Stiles se passa une main sur le front, prenant une inspiration tremblante pour retrouver son équilibre. Sam et Dean échangèrent un regard bref, mais lourd de significations. Dean finit par rompre le silence, donnant une tape sur l'épaule de Stiles, pas trop fort, juste assez pour ramener un semblant de normalité.

— Allez, le junior. On va pas attendre que ce hangar tombe en poussière.

Ils avancèrent ensemble vers la sortie, leurs pas écrasant le verre brisé et les débris qui jonchaient le sol. L'air froid de cette fin de soirée les frappa, chassant l'odeur de sang et de rouille qui collait encore à leurs fringues. Dean ouvrit la portière de l'Impala, le grincement métallique, un écho familier dans la tranquillité trompeuse de la nuit.

Quelques instants plus tard, ils étaient installés dans la voiture, prêts à repartir vers l'inconnu.

Dans l'Impala, Back in Black résonnait doucement.

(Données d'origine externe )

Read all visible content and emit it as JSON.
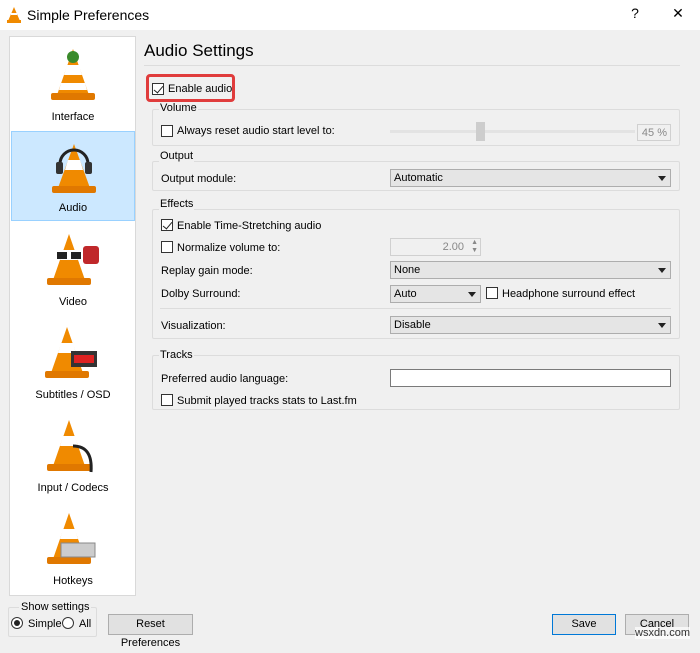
{
  "window": {
    "title": "Simple Preferences",
    "help": "?",
    "close": "✕"
  },
  "sidebar": {
    "items": [
      {
        "label": "Interface",
        "selected": false
      },
      {
        "label": "Audio",
        "selected": true
      },
      {
        "label": "Video",
        "selected": false
      },
      {
        "label": "Subtitles / OSD",
        "selected": false
      },
      {
        "label": "Input / Codecs",
        "selected": false
      },
      {
        "label": "Hotkeys",
        "selected": false
      }
    ]
  },
  "main": {
    "heading": "Audio Settings",
    "enable_audio": {
      "label": "Enable audio",
      "checked": true
    },
    "highlight_color": "#e03c3c",
    "volume": {
      "title": "Volume",
      "reset_label": "Always reset audio start level to:",
      "reset_checked": false,
      "level_percent": 45,
      "level_text": "45 %"
    },
    "output": {
      "title": "Output",
      "module_label": "Output module:",
      "module_value": "Automatic"
    },
    "effects": {
      "title": "Effects",
      "time_stretch": {
        "label": "Enable Time-Stretching audio",
        "checked": true
      },
      "normalize": {
        "label": "Normalize volume to:",
        "checked": false,
        "value": "2.00"
      },
      "replay_gain": {
        "label": "Replay gain mode:",
        "value": "None"
      },
      "dolby": {
        "label": "Dolby Surround:",
        "value": "Auto"
      },
      "headphone": {
        "label": "Headphone surround effect",
        "checked": false
      },
      "visualization": {
        "label": "Visualization:",
        "value": "Disable"
      }
    },
    "tracks": {
      "title": "Tracks",
      "language_label": "Preferred audio language:",
      "language_value": "",
      "lastfm": {
        "label": "Submit played tracks stats to Last.fm",
        "checked": false
      }
    }
  },
  "footer": {
    "show_settings": "Show settings",
    "simple": "Simple",
    "all": "All",
    "mode": "Simple",
    "reset": "Reset Preferences",
    "save": "Save",
    "cancel": "Cancel"
  },
  "watermark": "wsxdn.com"
}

Stiles fixait l'obscurité à travers la vitre, ses doigts tapotant nerveusement sur son genou au rythme de la musique.

— Tu sais, commença Sam depuis le siège passager. Si tu veux en parl-

— Nope, coupa Stiles, faisant claquer le 'p'. Vraiment pas. D'ailleurs, qui veut des M&Ms ?

Dean leva les yeux au ciel dans le rétroviseur, mais tendit la main en arrière. Certains sujets restaient tabous, même après quatre ans. Comme les cauchemars de Sam, les réveils en sueur de Dean, ou les crises de panique de Stiles.

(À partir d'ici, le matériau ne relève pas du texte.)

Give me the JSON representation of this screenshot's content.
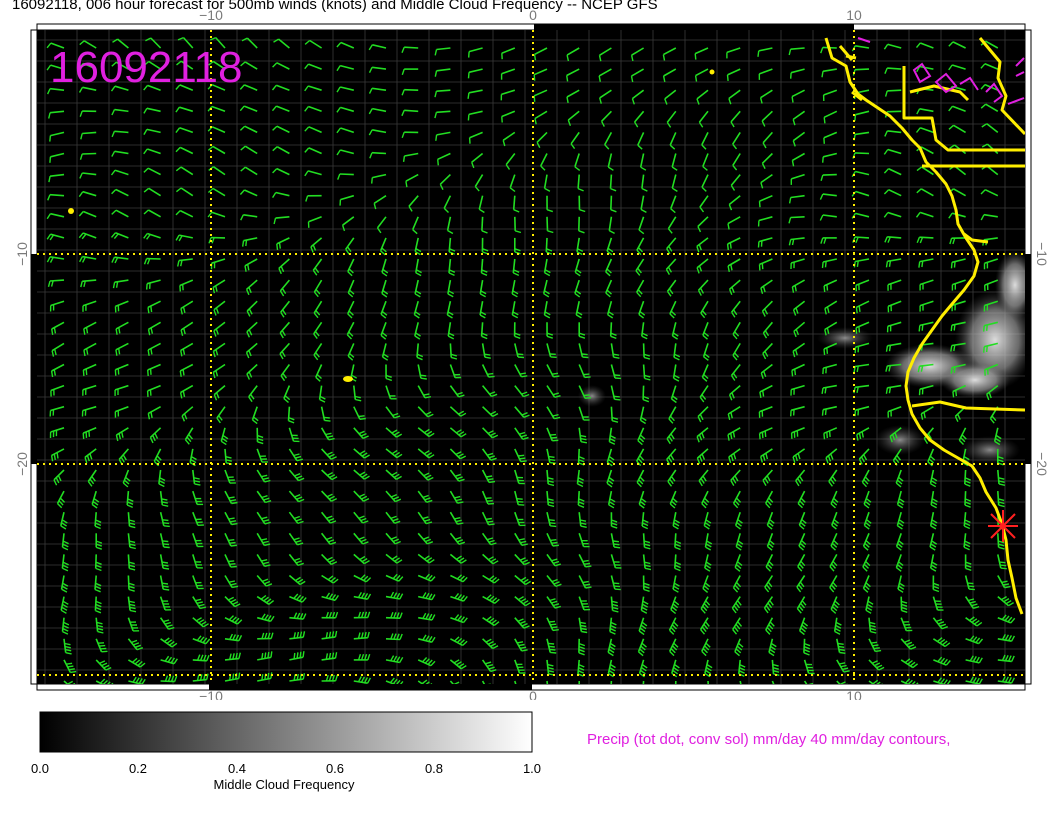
{
  "title": "16092118, 006 hour forecast for 500mb winds (knots) and Middle Cloud Frequency -- NCEP GFS",
  "stamp": "16092118",
  "axes": {
    "x_ticks_top": [
      "−10",
      "0",
      "10"
    ],
    "x_ticks_bottom": [
      "−10",
      "0",
      "10"
    ],
    "y_ticks_left": [
      "−10",
      "−20"
    ],
    "y_ticks_right": [
      "−10",
      "−20"
    ],
    "lon_range": [
      -16.5,
      15.5
    ],
    "lat_range": [
      -30,
      -1.5
    ]
  },
  "colors": {
    "background": "#000000",
    "wind_barbs": "#22dd22",
    "coastline": "#ffee00",
    "grid_dotted": "#ffee00",
    "precip_contours": "#e020e0",
    "station_marker": "#ff2020",
    "stamp": "#e020e0"
  },
  "colorbar": {
    "label": "Middle Cloud Frequency",
    "ticks": [
      "0.0",
      "0.2",
      "0.4",
      "0.6",
      "0.8",
      "1.0"
    ]
  },
  "precip_note": "Precip (tot dot, conv sol) mm/day 40 mm/day contours,",
  "icons": {
    "station": "red-asterisk-station-icon"
  }
}
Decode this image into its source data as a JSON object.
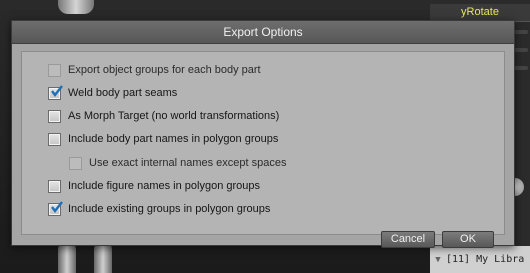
{
  "dialog": {
    "title": "Export Options",
    "options": [
      {
        "label": "Export object groups for each body part",
        "checked": false,
        "disabled": true
      },
      {
        "label": "Weld body part seams",
        "checked": true,
        "disabled": false
      },
      {
        "label": "As Morph Target (no world transformations)",
        "checked": false,
        "disabled": false
      },
      {
        "label": "Include body part names in polygon groups",
        "checked": false,
        "disabled": false
      },
      {
        "label": "Use exact internal names except spaces",
        "checked": false,
        "disabled": true
      },
      {
        "label": "Include figure names in polygon groups",
        "checked": false,
        "disabled": false
      },
      {
        "label": "Include existing groups in polygon groups",
        "checked": true,
        "disabled": false
      }
    ],
    "buttons": {
      "cancel": "Cancel",
      "ok": "OK"
    }
  },
  "background": {
    "parameter_label": "yRotate",
    "library_label": "[11] My Libra",
    "library_arrow": "▼"
  }
}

Alors que l'Impala roulait doucement sur une route bordée d'arbres sombres, les lampes des phares dessinaient des ombres mouvantes dans le paysage. Une brume fine s'élevait du sol, enveloppant tout dans une atmosphère presque surnaturelle. Ce fut là qu'il la vit pour la première fois. Une silhouette féminine aux longs cheveux noirs dansait entre les arbres, son rire cristallin traversant la nuit. Quand Stiles cligna des paupières, elle avait disparu.

— Eh, Dean ? murmura-t-il, serrant son couteau runique dans sa poche. Tu crois que les fantômes peuvent nous suivre en voiture ?

— Si c'est encore une de tes références à Supernatural…

— Non, je…

Stiles s'interrompit, remarquant l'inquiétude dans les yeux de Dean.

— Laisse tomber.

Il haussa les épaules, cherchant à dédramatiser.

— La question m'a juste traversé l'esprit, tu vois. Parce que franchement, si un spectre nous piste jusqu'au motel, qui paie la chambre ? Lui ou nous ?

Dean délaissa un rire abrupt, visiblement pris par surprise.

— Bien sûr, on peut lui demander sa carte de crédit. J'suis certain que Casper a un compte en banque bien garni.

— Et il insisterait pour diviser les frais, ajouta Sam, avec un sourire en coin, se joignant au jeu. Parce qu'après tout, même les fantômes doivent faire des économies.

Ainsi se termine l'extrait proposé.